What discussions do you want to have: what Michael’s OKRs should be, or what marketing problems need to be tackled? Do you start with your resources and then figure out what their OKRs should be? Or do you start with OKRs, and then figure out the resources that you need to achieve those OKRs. I suggest you do the latter.
Whilst going through this process, answer for each possible Objective why it is important and why it is urgent. This exercise will help you decide whether or not it should indeed be a priority for the upcoming quarter. The question ‘Why is it important?’ also encourages you to use actual data in your decisions.
Align with superiors before creating Key Results
When drafting OKRs, a significant amount of time will go into setting the right Key Results. You want to avoid putting in all this effort before having agreed with superiors that these are indeed the right Objectives for your team to focus on next quarter.
You often hear that (quarterly) OKRs should be set bottom-up. That statement certainly has its merit. As Steve Jobs famously said: “It doesn’t make sense to hire smart people and tell them what to do; you should hire smart people so they can tell you what to do.”
However, the fact that OKRs should come bottom-up shouldn’t be interpreted by teams as carte blanche to do whatever it wants. The company has a mission & vision and a strategy, and it’s up to the teams to deliver it. Aligning with superiors on the Objectives simply makes sure everyone is on the same page regarding how to implement and execute the strategy.
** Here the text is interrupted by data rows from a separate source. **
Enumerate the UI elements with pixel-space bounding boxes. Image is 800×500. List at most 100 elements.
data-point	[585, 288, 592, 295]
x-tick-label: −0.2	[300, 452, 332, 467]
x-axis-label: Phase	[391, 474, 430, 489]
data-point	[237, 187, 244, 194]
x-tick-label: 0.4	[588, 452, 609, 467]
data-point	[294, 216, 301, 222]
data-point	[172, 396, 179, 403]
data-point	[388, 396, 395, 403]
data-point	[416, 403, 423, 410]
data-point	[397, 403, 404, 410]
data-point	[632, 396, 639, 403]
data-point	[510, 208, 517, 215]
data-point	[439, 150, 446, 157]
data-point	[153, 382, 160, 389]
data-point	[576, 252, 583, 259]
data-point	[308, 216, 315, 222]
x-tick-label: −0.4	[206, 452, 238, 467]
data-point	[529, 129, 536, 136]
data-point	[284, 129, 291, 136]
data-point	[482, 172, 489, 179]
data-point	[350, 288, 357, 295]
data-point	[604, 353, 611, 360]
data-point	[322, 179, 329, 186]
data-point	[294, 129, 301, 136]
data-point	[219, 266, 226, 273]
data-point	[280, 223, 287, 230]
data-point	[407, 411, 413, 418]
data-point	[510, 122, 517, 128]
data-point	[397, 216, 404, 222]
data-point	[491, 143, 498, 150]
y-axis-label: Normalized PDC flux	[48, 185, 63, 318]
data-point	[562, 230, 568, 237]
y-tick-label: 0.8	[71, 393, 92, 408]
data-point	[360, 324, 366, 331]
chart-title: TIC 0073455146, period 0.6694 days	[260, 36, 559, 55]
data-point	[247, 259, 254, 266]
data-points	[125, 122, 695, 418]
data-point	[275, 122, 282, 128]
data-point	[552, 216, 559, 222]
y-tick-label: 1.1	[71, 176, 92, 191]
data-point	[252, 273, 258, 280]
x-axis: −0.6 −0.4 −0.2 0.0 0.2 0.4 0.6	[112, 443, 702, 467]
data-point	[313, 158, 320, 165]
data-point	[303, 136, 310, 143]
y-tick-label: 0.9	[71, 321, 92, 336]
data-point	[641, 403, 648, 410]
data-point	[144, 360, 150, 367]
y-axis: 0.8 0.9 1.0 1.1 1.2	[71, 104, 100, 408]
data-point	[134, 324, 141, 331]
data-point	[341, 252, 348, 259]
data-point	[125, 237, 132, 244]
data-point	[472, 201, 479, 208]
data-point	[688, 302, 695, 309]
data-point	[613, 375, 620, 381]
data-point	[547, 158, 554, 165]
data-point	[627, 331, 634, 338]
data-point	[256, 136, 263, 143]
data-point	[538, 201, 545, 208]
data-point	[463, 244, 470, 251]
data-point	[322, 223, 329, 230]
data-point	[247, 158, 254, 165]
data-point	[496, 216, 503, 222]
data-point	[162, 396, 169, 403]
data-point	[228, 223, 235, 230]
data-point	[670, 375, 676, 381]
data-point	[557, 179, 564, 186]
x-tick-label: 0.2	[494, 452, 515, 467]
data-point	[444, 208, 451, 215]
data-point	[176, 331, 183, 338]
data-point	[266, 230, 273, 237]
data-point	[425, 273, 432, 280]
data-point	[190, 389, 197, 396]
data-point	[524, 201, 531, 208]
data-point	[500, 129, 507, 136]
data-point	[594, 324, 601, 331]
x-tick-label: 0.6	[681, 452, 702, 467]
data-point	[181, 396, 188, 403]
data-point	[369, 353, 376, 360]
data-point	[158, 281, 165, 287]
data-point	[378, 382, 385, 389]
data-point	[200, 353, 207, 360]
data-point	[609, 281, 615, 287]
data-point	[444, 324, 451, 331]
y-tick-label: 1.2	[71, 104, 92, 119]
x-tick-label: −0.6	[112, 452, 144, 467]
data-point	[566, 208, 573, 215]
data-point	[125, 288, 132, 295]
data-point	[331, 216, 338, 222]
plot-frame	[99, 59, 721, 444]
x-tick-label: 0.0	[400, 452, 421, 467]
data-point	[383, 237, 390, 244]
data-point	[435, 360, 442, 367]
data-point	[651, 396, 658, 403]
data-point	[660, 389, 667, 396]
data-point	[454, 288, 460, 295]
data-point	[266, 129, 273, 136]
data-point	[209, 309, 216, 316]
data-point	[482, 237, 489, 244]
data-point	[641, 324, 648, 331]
At the same time, executives (and especially the CEO) shouldn’t misuse the statement that bottom-up OKRs are preferred to completely disconnect themselves from the OKR program. They’ve set out the strategy and need to work closely with the teams to help them deliver it. If the team fails to deliver, it’s the executives who carry the end responsibility. In the end, the shareholders will replace the executive team—not the teams—if the organization fails to deliver.
When you have identified an important OKR for your team, you need someone to look after it. In other words: you need to make someone responsible.
As the team lead, you should not be responsible for all the OKRs of your team. You simply don’t have the time. Instead, you should delegate responsibility and act as a coach (ie, help your team members / direct reports achieve their goals).
In the Perdoo software, we call the person who is responsible for a goal, the lead. Only one person can lead a goal (the adage goes: “if multiple people are responsible, no one is”). The lead is like a project lead. He or she is responsible for identifying the right Initiatives to work on, making sure the Initiatives are completed on time, monitoring progress of the Key Results, and so on. He or she is also the main point of contact for the particular OKR.
Emphasize the importance of contributors
Even though there can only be one lead for an OKR, that doesn’t mean that the lead is the only person working on it. In most cases, the lead will need the help of several others to complete Initiatives that will (hopefully) drive progress for the OKR. The people that work on those Initiatives are the contributors.
I often see team leads want every team member to lead his or her own OKRs. This doesn’t promote collaboration and is often just a way to micromanage or track an employee (no wonder some people hate OKRs). Instead of making sure that every team member leads his or her own OKRs, make sure that every team member is contributing to an OKR.
Contributors are your most important asset. These are the people that actually put in all the work to achieve an OKR. What’s more important? That everyone leads an OKR, or that the OKR that you’ve identified will actually be achieved?